La mer à boire
L’or bleu se fait de plus en plus rare, et pour satisfaire nos besoins en eau, il faut regarder vers le grand large… Dessaler l’eau de mer pour en faire de l’eau douce est désormais un enjeu mondial. Un procédé qui vient de faire un grand pas en avant grâce aux chercheurs de l’Institut européen des membranes.
Selon l’ONU, en 2030 la planète souffrira d’un déficit de 40 % d’eau potable alors que la population ne cesse d’augmenter. Mais où aller chercher l’eau quand les nappes phréatiques qui nous abreuvent ne suffisent plus à couvrir nos besoins ? Réponse : en mer. « Aujourd’hui, 20 % de l’eau que nous utilisons est de l’eau de mer qui a subi un dessalement », explique Mihail Barboiu de l’Institut européen des membranes (IEM). Mais avec la baisse de nos ressources en eau douce, dans 50 ans ce sont 60 à 70 % de notre eau qui devrait provenir de la mer. Un véritable challenge auquel le chercheur vient d’apporter une contribution significative.
Osmose inverse
Car séparer le sel de l’eau n’est pas une mince affaire. « Les ions qui les composent ont la même dimension, donc on ne peut pas procéder à une simple filtration. » Pour contourner ce problème les chercheurs utilisent l’osmose inverse : « On fait passer l’eau à travers une membrane spéciale qui retient le sel », détaille Mihail Barboiu. Mais là encore, la solution ne coule pas de source. « Quand une membrane perméable sépare deux solutions avec des concentrations en sel différentes, naturellement l’eau circule à travers la membrane jusqu’à ce que les concentrations s’équilibrent de part et d’autre, c’est ce qu’on appelle l’osmose », explique le spécialiste.
Une fois qu’il y a autant de sel dans les deux solutions, on atteint ce qu’on appelle l’équilibre osmotique. « Pour continuer à faire passer l’eau après ce stade on doit appliquer une pression pour forcer le flux, c’est l’osmose inverse ». Une technique efficace mais qui exige beaucoup d’énergie pour générer cette pression. « Réussir à diminuer la quantité d’énergie nécessaire est un véritable défi pour améliorer les capacités de dessalement de l’eau de mer ».
Perméabilité et sélectivité
C’est là que les chercheurs de l’IEM interviennent grâce à la mise au point d’une membrane d’un genre nouveau, qui laisse passer l’eau plus facilement tout en retenant efficacement le sel.
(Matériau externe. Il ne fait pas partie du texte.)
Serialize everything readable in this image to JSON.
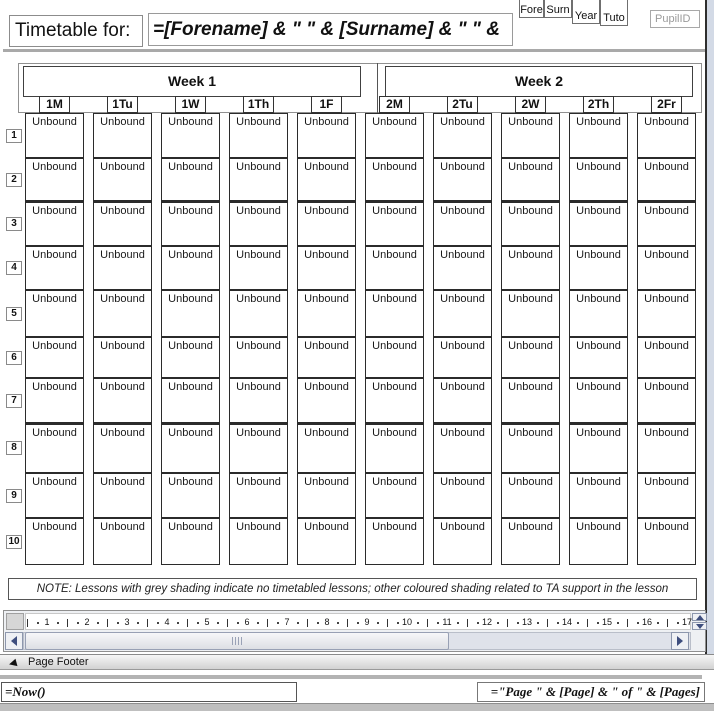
{
  "header": {
    "title_label": "Timetable for:",
    "title_formula": "=[Forename] & \" \" & [Surname] & \"  \" &",
    "mini_fields": [
      "Fore",
      "Surn",
      "Year",
      "Tuto"
    ],
    "pupil_id_label": "PupilID"
  },
  "weeks": [
    {
      "label": "Week 1",
      "days": [
        "1M",
        "1Tu",
        "1W",
        "1Th",
        "1F"
      ]
    },
    {
      "label": "Week 2",
      "days": [
        "2M",
        "2Tu",
        "2W",
        "2Th",
        "2Fr"
      ]
    }
  ],
  "grid": {
    "rows": [
      "1",
      "2",
      "3",
      "4",
      "5",
      "6",
      "7",
      "8",
      "9",
      "10"
    ],
    "cell_text": "Unbound"
  },
  "note": {
    "text": "NOTE: Lessons with grey shading indicate no timetabled lessons; other coloured shading related to TA support in the lesson"
  },
  "ruler": {
    "numbers": [
      "1",
      "2",
      "3",
      "4",
      "5",
      "6",
      "7",
      "8",
      "9",
      "10",
      "11",
      "12",
      "13",
      "14",
      "15",
      "16",
      "17"
    ]
  },
  "footer": {
    "section_label": "Page Footer",
    "date_formula": "=Now()",
    "page_formula": "=\"Page \" & [Page] & \" of \" & [Pages]"
  },
  "colors": {
    "page_edge": "#2e2e2e",
    "design_margin_bg": "#d3dae6",
    "grid_border": "#2b2b2b",
    "control_border_gray": "#8c8c8c",
    "muted_text": "#9a9a9a",
    "scroll_arrow": "#3e4e7e",
    "scrollbar_track": "#dfe2ea",
    "section_bar_from": "#f6f6f6",
    "section_bar_to": "#d2d2d2"
  }
}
Leur recette ? « Une membrane en polyamide dans laquelle nous avons inséré des canaux artificiels d’eau. ». Ces canaux sont des composés synthétiques qui forment des pores perméables aux molécules d’eau, tout en rejetant les ions. « On obtient ainsi une membrane qui présente une plus grande perméabilité et une bonne sélectivité », détaille Mihail Barboiu. Plus perméable, elle laisse passer l’eau plus facilement et la quantité d’énergie à appliquer pour forcer le flux est donc plus faible. Défi relevé.
Une innovation qui a déjà fait ses preuves, chiffres à l’appui. « Elle est trois fois plus perméable que les membranes actuellement utilisées, sans perdre de sélectivité », explique Mihail Barboiu. Ces super membranes permettent donc un flux d’eau 75 % supérieur à celui observé avec les membranes industrielles actuelles. « Elles diminuent ainsi de 12 % la quantité d’énergie nécessaire pour dessaler de l’eau de mer, c’est une amélioration considérable », se réjouit le chercheur. Ce qui signifie également qu’avec la même quantité d’énergie, on peut produire davantage d’eau douce. Déjà brevetés, ces travaux ont fait l’objet d’une publication dans Nature Nanotechnology en date du 9 novembre.